When we bury Christians we commit their bodies to the ground, dust to dust, ashes to ashes, in the sure and certain hope of the resurrection to immortal life through Jesus Christ our Lord. When we are raised and appear before God and see him, Jesus Christ, our Kinsman-Redeemer, will say of us, “These are my brothers and sisters, and I am not ashamed of them.”

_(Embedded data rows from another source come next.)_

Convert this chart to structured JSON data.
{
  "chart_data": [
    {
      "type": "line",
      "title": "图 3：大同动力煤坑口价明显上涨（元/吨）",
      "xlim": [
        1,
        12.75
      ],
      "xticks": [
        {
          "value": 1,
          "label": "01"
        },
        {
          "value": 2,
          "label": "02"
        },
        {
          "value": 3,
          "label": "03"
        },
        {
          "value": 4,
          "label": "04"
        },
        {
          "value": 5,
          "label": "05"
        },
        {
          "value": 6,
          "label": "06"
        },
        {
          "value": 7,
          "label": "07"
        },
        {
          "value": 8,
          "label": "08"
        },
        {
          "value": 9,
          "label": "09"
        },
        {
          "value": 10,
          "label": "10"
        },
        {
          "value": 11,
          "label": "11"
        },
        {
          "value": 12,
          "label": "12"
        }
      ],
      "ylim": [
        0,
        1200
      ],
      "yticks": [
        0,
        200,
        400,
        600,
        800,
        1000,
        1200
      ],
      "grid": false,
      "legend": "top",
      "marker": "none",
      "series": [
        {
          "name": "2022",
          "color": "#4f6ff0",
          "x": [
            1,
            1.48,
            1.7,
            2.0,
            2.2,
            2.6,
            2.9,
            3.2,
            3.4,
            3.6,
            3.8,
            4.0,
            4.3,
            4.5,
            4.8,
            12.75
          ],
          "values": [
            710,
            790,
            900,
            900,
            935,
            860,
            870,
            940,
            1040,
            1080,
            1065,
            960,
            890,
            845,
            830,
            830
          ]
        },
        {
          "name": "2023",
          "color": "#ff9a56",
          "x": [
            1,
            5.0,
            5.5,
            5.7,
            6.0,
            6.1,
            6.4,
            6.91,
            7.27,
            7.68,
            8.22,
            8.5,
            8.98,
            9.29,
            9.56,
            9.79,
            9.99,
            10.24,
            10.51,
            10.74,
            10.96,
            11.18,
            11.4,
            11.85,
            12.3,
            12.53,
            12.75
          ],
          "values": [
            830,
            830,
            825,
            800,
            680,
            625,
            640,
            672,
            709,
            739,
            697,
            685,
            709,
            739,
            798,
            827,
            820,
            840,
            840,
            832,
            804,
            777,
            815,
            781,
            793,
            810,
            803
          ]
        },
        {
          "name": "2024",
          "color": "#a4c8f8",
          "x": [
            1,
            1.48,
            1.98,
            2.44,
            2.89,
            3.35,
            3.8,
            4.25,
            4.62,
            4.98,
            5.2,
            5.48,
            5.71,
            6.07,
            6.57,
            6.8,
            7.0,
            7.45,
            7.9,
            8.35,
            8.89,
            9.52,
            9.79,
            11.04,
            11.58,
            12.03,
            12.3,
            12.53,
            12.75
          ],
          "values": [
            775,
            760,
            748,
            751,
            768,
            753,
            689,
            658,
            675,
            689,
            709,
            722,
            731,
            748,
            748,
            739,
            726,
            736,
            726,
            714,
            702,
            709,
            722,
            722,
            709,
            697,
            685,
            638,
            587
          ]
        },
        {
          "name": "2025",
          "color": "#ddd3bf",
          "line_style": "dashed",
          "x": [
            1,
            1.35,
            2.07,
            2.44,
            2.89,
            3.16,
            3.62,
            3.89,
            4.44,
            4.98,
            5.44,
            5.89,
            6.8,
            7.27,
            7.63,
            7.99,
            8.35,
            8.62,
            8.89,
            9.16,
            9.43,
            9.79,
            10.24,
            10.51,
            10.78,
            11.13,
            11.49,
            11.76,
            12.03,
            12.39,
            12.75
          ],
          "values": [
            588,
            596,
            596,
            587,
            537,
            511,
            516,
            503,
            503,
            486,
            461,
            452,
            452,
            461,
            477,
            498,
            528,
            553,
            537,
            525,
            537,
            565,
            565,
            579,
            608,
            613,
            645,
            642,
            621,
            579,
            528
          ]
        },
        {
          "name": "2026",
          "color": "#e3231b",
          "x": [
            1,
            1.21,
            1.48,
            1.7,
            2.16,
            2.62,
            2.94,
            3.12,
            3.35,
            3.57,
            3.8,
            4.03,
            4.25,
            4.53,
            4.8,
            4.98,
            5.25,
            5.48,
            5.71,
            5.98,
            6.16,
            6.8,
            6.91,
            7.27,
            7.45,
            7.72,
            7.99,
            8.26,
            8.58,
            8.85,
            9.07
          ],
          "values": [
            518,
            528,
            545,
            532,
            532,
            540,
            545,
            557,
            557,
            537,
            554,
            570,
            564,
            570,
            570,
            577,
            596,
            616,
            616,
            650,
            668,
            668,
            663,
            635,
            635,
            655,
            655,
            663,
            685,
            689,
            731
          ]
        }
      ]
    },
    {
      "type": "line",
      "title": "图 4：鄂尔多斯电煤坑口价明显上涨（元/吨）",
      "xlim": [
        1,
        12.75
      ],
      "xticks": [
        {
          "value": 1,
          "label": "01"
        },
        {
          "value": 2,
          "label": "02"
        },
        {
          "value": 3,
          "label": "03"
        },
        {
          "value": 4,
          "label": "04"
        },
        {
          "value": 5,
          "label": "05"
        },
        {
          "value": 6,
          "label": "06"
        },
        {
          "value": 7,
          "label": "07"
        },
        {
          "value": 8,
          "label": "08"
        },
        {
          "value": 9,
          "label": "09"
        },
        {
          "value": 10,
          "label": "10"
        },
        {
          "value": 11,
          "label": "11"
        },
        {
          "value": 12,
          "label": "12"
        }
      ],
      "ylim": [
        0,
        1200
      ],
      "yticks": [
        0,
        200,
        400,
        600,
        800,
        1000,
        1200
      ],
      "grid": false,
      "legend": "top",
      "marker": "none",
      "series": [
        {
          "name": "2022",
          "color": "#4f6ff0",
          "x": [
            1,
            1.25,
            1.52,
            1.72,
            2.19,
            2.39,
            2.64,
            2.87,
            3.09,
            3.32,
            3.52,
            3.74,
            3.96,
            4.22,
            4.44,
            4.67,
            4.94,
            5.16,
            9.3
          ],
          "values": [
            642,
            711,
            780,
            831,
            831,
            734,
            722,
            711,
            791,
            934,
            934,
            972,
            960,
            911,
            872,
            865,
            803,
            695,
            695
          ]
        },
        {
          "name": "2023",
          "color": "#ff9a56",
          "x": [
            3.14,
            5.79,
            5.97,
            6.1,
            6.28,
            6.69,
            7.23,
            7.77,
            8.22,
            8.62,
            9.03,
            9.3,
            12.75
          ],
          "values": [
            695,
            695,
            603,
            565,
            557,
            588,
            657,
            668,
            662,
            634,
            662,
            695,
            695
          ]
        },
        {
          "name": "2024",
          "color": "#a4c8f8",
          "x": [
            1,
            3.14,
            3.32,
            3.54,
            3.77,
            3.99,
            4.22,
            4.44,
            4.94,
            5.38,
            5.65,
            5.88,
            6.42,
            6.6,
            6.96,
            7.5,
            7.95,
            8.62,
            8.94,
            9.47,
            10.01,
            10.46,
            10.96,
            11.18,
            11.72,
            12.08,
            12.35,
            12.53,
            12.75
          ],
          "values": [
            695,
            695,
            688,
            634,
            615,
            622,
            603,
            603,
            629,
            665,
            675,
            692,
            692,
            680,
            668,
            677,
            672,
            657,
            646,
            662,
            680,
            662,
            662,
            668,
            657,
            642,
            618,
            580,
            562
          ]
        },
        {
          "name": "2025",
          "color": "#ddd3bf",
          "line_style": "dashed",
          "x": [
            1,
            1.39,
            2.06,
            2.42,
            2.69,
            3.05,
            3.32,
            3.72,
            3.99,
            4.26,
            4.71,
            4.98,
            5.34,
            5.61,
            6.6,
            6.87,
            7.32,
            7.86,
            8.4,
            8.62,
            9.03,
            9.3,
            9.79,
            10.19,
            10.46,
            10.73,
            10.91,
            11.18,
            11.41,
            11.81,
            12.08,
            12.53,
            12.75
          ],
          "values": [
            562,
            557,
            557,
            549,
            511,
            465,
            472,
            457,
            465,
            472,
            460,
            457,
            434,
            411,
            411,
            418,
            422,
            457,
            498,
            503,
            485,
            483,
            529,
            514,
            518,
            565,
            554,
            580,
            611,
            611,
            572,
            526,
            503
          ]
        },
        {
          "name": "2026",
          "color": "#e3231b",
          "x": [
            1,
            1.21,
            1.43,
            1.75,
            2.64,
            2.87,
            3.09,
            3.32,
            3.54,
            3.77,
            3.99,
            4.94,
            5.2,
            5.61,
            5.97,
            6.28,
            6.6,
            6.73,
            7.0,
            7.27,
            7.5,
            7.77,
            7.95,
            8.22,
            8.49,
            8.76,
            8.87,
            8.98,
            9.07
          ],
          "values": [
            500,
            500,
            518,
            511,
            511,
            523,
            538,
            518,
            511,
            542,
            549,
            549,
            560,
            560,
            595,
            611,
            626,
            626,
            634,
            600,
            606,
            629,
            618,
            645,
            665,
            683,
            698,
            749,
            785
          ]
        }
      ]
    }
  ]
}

  • But there’s a problem. Perhaps you are thinking what I am: “I am not like Job, blameless and upright. I have suffered, and sometimes for things I didn’t do, but I have never been in Job’s position - a righteous sufferer whose integrity will be vindicated by God.” But here, too, we see clearly, what Job saw only dimly. When we are raised and appear before God for judgment, we will be vindicated before the world and found righteous in God’s sight, not because we have lived sinlessly, but only because our sins are covered by the blood Jesus and God looks on us through the righteousness of Jesus. Jesus is the only One who is the perfectly Righteous Sufferer. But on the cross, he took to himself the sins we have committed and redeemed the good names we have sullied and the reputations we have destroyed. In him all our sins are buried in the depths of the sea and our names and reputations are the name and reputation of Jesus.


One of the reasons we come to this Table on Sundays is because we need to be assured and God wants to to assured “that by the merits and death of (God’s) Son Jesus Christ and through faith in his blood, we...may obtain remission of our sins, and all other benefits of his passion.”